1. The problem statement, all variables and given/known data
U = Ax2 - Bx3

2. Relevant equations
du/dx = 2Ax - 3Bx2

3. The attempt at a solution

If I was given a potential energy function U = Ax2 - Bx3 and am asked to find:

1) The expression for the force as a function of x.

2) The equilibrium points and determine if are they stable or unstable?

So, for 1):
Would I differential the function giving like so?

U' = f'(x) = 2Ax - 3Bx2

Now for 2):
Would I set f'(x) = 0 to find the equilibrium points?

f'(x) = 2Ax - 3Bx2 = 0

In return I get the points of x through the quadratic equation:
x = 0 and X = A/B

If this is all correct how can I determine if a equilibrium point is stable or unstable?

2. Apr 7, 2016

### ehild

Recall the force is negative derivative of the potential energy.
X=0 is correct, but you have a mistake in the other equilibrium point.

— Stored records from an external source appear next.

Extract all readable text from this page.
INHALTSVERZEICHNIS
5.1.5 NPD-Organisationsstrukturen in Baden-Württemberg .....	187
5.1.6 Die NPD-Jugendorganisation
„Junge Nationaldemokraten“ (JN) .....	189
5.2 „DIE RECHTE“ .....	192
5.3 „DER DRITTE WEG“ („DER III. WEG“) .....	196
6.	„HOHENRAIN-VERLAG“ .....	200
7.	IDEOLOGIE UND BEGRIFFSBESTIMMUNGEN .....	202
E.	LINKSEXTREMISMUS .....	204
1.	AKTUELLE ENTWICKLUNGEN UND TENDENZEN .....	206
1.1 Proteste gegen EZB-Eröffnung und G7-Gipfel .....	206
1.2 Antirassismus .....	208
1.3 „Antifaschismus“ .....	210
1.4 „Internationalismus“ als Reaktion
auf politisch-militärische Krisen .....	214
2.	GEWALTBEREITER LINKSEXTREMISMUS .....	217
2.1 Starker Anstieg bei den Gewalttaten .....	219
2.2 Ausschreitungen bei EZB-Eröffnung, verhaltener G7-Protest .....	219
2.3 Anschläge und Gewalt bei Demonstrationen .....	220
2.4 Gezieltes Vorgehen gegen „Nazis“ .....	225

The equilibrium is stable if the potential energy is minimum in that point and unstable if it is maximum.

3. Apr 7, 2016

Oh sorry, x = 2A/(3B).
How I find the max and min of potential energy?

4. Apr 7, 2016

### ehild

You found the positions of the extremes, at x=0 and at x=2A/3B.
Have you learnt what should be the second derivative at a maximum and at a minimum?